ASHMOLEAN ARTISTS AT HOME
Just before the Ashmolean temporarily closed, we acquired three works on paper by Berlin-based artist Salomé (b.1954). Salomé mainly works in painting, drawing, performance, and sculpture. He first became known as one of the members of the Junge Wilde (‘Young Wild’) art movement that rocked the 1980s art world with their impulsive and expressive painting style. Today, Salomé’s works can be found in public collections worldwide, ranging from Kupferstichkabinett, Berlin to MOMA, New York. Dusche III, 1987 in the Ashmolean’s collection is representative of his dynamic language, often focussing on the human body and using his personal life as inspiration. The lockdown has not influenced his art, he told me:
I have been working on my complete archive for over two years now, going through and adding works, and photographically documenting them. The archive covers over 45 years, after all. I have been making good progress, and hard disks are filling up. This takes a lot of time and things that I had forgotten about tend to appear. As an artist you are used to a ‘lockdown’ in your studio as you are mostly alone with yourself and your art. But of course my social contacts to the outside are now very limited and I miss to be vis-à-vis with my friends. At least we have substitutes today through technical media. Life goes on…

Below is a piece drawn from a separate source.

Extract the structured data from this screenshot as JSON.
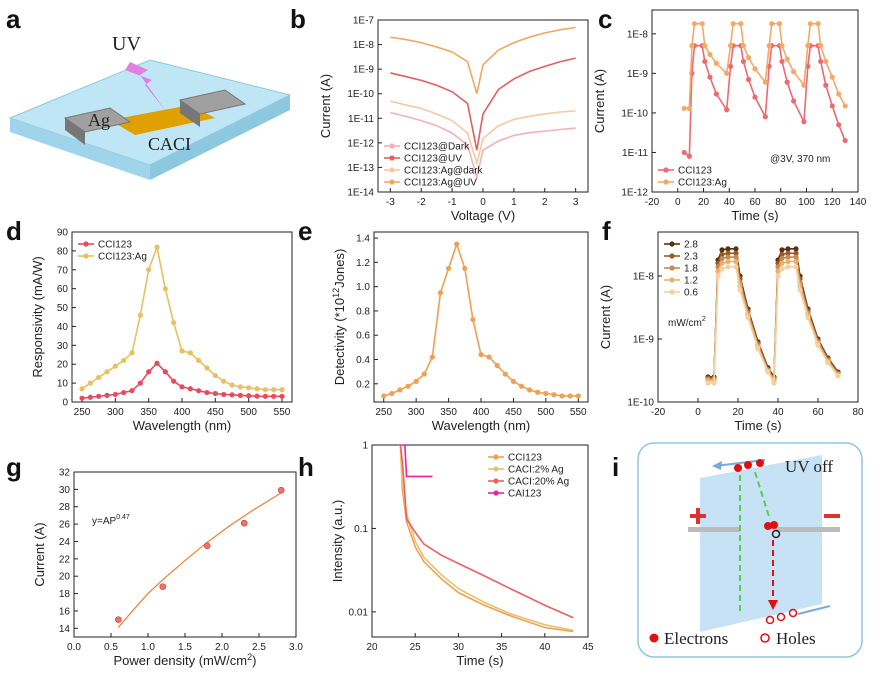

Dutch artist Marcelle Hanselaar (b.1945) lives in London and works in painting and etching. The Ashmolean represents her unique, expressive practise with a portfolio of thirty skilful etchings, The Crying Game, 2015-17, confronting the viewer with human violence in various shapes and forms. Asked about her recent experience, the artist wrote:
The restrictions have created a quiet city full of birdsong and all the studio time that I have always wanted. But I have also begun to feel its limitations tightening around my outlook. I have been going on long solitary walks, early in the morning before many people are out and physically I am healthier than ever. The constrains of a lockdown aren't just about physical, social space but very much affect our sense of time. With our plans in suspended animation and with the unknown outcome of the present situation it feels as though the future us receding into the mist like a distant past. I am working intensively on what seems to become a series of paintings. … Painting is the only way to keep me grounded in these uncanny times.